The wise and the large-minded

Confucius uses a word junzi to designate the great, or noble, or superior person as opposed to the small, ignoble and inferior person. I prefer to translate this as the “large-minded person” as opposed to the small-minded.

Here are some of his sayings:

The large-minded person knows what is right; the small-minded knows what is profitable.

This is sharp enough even today to distinguish amongst delegations at the COP26 conference. Yes, there are some who know what is right, but there are many who look to what is profitable, and hope to make a profit out of either the failure of climate control or its success, but have no interest in what is right. Confucius is unsparing in his criticism of such people.

Jesus told unforgettable stories about lovers of profit, like the rich farmer whose expansion plans are summarily cut short by his death; or the rich man who imagines that even in hell the poor man can be used as a slave to bring him water. Such people are called foolish in traditional Jewish language, whereas the large-minded are called wise. “There was a wise man who built his house upon rock..” This is a person who puts Jesus’ teaching into practice rather than just thinking about it.

Confucius has a similar distinction: “in the case of the large-minded person, her words follow her actions.” Had that principle been followed at COP26 there wouldn’t have been much said. He added that the large-minded person is “slow to speak but quick to act.” His ideal is not a person who never speaks but one whose thoughts, words and actions are integrated.

Jesus also touched on the same distinction: “Not those who say,’Lord, Lord, but those who do the will of my father in heaven.” Modern biblical scholars have noted that Jesus stands in the Jewish Wisdom Tradition, which includes Psalms, Proverbs, Ecclesiastes, Job, Song of Songs, and is a major element in Judaism. Wisdom has a divine origin but reflects the nitty- gritty of human living. The large-mindedness praised by Confucius is similarly practical and profound. Appreciation of disturbing facts is part of wisdom and large-mindedness, such as those provided by the earth scientists for the benefit of politicians.

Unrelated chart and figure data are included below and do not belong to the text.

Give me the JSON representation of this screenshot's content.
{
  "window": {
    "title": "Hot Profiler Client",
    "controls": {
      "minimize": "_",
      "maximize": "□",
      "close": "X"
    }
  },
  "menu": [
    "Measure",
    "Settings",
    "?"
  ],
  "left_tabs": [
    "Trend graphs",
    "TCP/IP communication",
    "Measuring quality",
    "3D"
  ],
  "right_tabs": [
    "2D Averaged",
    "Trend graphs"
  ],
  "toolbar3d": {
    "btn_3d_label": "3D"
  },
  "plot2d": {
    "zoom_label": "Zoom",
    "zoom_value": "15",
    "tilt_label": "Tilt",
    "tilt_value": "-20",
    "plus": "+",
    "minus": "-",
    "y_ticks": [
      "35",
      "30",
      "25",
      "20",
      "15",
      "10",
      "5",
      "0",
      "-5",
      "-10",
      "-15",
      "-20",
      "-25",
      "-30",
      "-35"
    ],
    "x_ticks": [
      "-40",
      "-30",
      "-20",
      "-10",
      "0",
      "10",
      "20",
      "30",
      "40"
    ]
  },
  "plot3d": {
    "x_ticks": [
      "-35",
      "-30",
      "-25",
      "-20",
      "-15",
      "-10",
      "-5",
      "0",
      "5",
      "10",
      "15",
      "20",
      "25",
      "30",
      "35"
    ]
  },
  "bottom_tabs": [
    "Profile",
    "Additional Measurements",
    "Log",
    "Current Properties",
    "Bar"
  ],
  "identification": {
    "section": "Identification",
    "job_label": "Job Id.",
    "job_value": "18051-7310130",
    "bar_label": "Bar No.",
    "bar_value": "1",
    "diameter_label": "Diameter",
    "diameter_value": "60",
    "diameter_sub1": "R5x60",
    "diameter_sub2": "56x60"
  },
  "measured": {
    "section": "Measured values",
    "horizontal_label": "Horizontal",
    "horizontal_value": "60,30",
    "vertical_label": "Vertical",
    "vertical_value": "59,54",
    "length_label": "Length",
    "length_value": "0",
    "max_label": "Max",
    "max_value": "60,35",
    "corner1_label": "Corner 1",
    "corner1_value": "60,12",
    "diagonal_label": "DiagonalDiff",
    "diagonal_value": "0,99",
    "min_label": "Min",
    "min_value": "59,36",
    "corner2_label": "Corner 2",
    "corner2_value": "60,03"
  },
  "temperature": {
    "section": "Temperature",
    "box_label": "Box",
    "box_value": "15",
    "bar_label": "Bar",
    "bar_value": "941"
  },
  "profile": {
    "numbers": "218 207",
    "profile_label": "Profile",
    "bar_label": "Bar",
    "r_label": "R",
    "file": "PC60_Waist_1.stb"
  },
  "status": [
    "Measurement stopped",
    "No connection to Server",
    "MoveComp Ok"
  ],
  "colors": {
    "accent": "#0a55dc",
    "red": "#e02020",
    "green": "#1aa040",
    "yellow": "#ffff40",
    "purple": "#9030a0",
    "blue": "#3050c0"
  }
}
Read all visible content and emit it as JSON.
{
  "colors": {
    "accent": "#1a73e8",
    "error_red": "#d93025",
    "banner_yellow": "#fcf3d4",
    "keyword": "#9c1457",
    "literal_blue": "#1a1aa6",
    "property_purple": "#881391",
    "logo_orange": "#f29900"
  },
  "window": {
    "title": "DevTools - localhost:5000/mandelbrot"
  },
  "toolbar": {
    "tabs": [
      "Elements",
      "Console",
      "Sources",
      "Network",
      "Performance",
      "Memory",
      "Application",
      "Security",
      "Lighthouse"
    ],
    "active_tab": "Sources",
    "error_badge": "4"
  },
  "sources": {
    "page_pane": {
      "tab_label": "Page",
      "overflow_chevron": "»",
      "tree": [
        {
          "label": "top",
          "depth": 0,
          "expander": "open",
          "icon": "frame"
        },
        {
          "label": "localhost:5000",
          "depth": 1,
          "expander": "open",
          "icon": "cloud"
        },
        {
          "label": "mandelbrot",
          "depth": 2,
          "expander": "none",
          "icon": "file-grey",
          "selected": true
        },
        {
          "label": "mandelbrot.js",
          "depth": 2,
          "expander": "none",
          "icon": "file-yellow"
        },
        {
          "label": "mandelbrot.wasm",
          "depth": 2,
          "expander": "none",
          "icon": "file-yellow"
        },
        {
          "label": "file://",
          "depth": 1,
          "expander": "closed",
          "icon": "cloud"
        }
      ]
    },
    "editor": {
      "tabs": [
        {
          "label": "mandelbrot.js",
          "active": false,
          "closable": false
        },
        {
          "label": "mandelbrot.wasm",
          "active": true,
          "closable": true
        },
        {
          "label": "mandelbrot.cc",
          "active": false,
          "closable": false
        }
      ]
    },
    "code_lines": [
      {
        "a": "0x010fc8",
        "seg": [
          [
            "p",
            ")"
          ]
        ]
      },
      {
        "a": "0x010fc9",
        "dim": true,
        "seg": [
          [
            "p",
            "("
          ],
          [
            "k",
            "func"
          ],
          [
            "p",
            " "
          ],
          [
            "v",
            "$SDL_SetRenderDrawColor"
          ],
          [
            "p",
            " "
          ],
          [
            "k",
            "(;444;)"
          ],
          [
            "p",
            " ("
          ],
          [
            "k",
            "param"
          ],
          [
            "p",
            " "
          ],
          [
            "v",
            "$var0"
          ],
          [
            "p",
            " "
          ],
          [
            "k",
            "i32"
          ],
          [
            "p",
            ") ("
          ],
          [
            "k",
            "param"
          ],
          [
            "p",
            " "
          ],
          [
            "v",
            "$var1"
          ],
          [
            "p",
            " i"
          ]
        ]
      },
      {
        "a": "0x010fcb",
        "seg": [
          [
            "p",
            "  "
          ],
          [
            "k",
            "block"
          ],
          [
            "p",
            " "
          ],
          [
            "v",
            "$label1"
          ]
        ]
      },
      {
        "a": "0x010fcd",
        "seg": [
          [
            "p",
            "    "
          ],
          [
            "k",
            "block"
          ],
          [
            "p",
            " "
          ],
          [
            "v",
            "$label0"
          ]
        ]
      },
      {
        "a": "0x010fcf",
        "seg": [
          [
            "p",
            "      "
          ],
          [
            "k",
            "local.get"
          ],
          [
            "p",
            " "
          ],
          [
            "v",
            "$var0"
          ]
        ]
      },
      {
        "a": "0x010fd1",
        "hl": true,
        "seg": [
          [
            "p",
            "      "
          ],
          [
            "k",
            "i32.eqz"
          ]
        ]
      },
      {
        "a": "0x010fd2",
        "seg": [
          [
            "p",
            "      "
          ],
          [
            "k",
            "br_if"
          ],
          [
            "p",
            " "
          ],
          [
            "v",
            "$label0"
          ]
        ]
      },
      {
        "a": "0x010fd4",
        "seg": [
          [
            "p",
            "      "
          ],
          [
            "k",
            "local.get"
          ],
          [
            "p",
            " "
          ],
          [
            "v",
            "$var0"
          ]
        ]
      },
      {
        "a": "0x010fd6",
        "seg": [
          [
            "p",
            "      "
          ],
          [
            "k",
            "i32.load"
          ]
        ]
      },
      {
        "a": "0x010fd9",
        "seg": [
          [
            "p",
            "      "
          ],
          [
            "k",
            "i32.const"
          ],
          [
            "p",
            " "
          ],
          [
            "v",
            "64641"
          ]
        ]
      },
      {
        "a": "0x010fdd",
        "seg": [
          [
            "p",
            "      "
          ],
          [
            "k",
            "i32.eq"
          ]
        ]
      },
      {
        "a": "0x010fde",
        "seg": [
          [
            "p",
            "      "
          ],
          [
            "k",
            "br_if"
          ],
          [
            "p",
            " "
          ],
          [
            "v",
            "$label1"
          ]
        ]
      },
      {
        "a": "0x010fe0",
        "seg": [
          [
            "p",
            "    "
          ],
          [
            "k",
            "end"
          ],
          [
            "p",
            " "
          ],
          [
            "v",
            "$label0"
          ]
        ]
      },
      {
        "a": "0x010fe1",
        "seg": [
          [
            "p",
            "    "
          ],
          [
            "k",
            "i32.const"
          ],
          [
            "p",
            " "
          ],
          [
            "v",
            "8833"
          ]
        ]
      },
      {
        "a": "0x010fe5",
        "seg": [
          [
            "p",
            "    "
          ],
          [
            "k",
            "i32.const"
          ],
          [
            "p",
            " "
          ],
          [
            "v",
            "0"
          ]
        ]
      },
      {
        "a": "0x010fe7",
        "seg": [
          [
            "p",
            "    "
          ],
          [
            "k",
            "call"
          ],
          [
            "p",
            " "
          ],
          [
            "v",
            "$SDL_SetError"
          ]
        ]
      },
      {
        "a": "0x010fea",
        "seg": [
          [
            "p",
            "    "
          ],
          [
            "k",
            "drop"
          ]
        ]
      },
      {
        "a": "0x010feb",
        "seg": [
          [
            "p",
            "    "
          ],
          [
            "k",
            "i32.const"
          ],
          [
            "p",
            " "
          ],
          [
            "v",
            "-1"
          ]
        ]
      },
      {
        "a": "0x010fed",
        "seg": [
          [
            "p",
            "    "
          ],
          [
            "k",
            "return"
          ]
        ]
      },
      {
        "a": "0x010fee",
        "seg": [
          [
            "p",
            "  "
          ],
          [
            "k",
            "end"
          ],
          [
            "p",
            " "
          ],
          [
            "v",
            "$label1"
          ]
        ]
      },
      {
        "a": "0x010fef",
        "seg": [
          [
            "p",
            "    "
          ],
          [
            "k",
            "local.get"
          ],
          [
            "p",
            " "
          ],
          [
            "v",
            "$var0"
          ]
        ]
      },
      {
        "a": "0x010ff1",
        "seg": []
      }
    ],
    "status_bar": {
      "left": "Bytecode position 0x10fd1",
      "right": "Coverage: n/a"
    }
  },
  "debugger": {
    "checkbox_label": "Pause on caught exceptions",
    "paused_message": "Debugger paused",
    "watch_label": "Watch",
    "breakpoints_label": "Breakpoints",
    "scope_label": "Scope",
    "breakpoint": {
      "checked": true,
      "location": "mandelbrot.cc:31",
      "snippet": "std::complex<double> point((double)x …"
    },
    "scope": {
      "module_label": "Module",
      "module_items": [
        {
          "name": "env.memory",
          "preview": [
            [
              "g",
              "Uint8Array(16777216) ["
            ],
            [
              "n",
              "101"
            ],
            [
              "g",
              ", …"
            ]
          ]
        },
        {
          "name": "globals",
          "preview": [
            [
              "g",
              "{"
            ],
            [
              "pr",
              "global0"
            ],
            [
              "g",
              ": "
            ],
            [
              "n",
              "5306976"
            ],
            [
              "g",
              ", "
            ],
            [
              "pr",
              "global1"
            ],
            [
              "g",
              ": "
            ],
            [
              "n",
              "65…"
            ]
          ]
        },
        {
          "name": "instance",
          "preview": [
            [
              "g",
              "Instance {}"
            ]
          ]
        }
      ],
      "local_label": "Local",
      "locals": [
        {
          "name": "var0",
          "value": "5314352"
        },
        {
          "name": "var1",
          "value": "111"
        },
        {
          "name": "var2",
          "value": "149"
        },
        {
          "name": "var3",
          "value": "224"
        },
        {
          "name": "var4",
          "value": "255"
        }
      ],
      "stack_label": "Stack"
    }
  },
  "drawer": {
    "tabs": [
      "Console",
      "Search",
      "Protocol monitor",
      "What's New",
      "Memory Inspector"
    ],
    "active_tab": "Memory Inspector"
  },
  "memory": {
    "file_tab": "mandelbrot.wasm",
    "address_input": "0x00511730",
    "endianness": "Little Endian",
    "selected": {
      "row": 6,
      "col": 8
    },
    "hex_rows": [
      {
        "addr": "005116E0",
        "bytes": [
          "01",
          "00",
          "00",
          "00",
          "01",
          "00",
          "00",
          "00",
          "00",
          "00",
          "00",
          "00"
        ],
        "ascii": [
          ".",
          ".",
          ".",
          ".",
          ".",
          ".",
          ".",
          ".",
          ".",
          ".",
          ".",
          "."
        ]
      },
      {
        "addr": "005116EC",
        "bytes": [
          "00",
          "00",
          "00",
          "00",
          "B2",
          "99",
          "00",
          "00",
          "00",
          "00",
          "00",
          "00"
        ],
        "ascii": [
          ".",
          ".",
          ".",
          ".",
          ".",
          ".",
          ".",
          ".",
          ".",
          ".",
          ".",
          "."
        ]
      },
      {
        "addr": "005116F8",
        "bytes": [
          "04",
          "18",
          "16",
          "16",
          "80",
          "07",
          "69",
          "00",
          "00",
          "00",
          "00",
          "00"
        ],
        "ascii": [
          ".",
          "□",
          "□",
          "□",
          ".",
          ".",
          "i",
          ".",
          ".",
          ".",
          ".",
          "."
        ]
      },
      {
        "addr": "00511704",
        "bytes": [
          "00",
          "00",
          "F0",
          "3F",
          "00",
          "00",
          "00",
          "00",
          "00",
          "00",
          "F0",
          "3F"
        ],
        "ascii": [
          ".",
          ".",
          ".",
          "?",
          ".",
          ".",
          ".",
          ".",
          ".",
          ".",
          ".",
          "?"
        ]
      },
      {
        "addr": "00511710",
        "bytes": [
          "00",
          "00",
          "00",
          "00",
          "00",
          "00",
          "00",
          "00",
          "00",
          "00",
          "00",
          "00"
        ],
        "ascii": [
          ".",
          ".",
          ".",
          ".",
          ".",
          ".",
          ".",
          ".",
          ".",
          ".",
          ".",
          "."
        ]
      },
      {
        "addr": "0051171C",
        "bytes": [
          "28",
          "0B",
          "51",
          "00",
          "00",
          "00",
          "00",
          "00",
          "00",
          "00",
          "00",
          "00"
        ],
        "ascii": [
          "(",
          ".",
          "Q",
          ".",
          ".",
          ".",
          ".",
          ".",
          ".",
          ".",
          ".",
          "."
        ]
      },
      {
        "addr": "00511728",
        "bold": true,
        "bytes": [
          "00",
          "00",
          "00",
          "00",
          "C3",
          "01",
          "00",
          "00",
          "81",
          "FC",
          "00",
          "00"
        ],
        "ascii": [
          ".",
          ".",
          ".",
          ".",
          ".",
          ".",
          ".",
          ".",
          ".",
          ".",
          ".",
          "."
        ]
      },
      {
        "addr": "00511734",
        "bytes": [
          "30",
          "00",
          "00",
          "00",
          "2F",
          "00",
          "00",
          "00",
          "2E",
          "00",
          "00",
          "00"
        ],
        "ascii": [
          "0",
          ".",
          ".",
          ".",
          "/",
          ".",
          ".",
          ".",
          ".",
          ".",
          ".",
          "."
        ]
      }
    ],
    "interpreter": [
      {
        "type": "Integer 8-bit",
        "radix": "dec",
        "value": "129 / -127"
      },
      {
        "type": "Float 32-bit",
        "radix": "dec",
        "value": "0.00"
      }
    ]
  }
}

A deeper understanding of the large-minded person is contained in the saying: “The large-minded person is not a vessel.” Confucius means not a man or woman to be filled with facts, opinions, ideologies, or even by wise teachings, but a true and creative identity who says and does new things. Confucius is himself like this. Although he is comprehensively aware of the traditions of his people, he is his own man, his own mind, soul and spirit, offering his characteristic insights for the benefit of his people.

Jesus too was expert in the Law , the Prophets and the Writings of his people, but he is described as “having authority and not as the scribes,” and most beautifully compares himself to a “spring of living water bubbling up into everlasting life.” He is the spring, not the vessel.

We should make sure that the authority and freshness of our large-minded spiritual teachers can be brought to bear upon the issues of global warming.